Silent Hunter: Wolves of the Pacific was tested during an attack on a convoy. All in-game settings were enabled and placed at their highest options.
The latest Ubisoft sub sim is pretty much a wash among the three GPUs tested, though not surprisingly the Radeon 4870 trailed behind the newer boards.
World in Conflict includes its own benchmark test, which we used under the high preset with 4x AA and 16x AF then enabled in-game. DX10 was enabled in the advanced graphics options.
The GeForce handily dominated the two Radeons in this RTS title, outperforming the 4890 by a respectable 25% across the test resolutions. As has been the trend throughout this article, the 4870 brought up the year trailing behind the newer Radeon by a few frames for each resolution.
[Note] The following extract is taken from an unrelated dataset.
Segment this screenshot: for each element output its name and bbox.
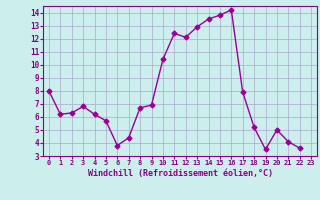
X-axis label: Windchill (Refroidissement éolien,°C): Windchill (Refroidissement éolien,°C) xyxy=(87,169,273,178)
Worth noting, with the high in-game settings used, none of these GPUs produced playable frame rates at 2560×1600 (though the GTX 285 might just squeak by for those with a tolerance for lower frame rates).
Unfortunately for both graphics firms, the recent economic downturn has resulted in AIBs taking a roughly 40% drop in sales for the 4th quarter last year. Such a downturn in revenue will most likely result in a reduction in R&D and we might see a cooling off in the coming months in what is usually an aggressively contested market. Without a doubt both graphics firms are working hard on DX11 designs for this fall’s back to school refresh cycle, though, hoping to align their product launches with Microsoft’s release of Windows 7. Which leaves this reviewer to speculate that the gaming community has with the Radeon 4890 probably seen the last major GPU launch until this fall or winter.
Truth be told, the GeForce GTX 285, as a minor speed tweak to the GTX 280, wasn’t a particularly exciting launch this past January. And the same can be said for the Radeon HD 4890. While consistently outscoring the older HD 4870, the latest Radeon didn’t exactly reach new summits of graphics performance. The GeForce board consistently outperformed the new Radeon in most of the titles used for this article’s testing — the one anomaly being GRID — and often by a significant margin. And with NVIDIA’s die shrink of the GT200 GPU and continued use of GDDR3 memory, pricing on the current GeForce lineup is far more competitive than last year. Perhaps in the end the most exciting aspect of the Radeon HD 4890 launch will be the driving down of pricing on older Radeons such as the 4870; while consistently losing in every benchmark test, the 4870 1GB nevertheless likely represents the best value with its current price hovering around $200. And with AMD aggressively pricing the Radeon HD 4870 at $250 or lower for the default SKU, earlier 4800 products will certainly become less expensive in the coming weeks. For those with large, widescreen displays sporting high resolutions, spending an extra $100 or so on a GeForce GTX 285 is possibly the better purchase, but for the majority of enthusiasts the Radeon HD 4890 is a great combination of performance, features, and price.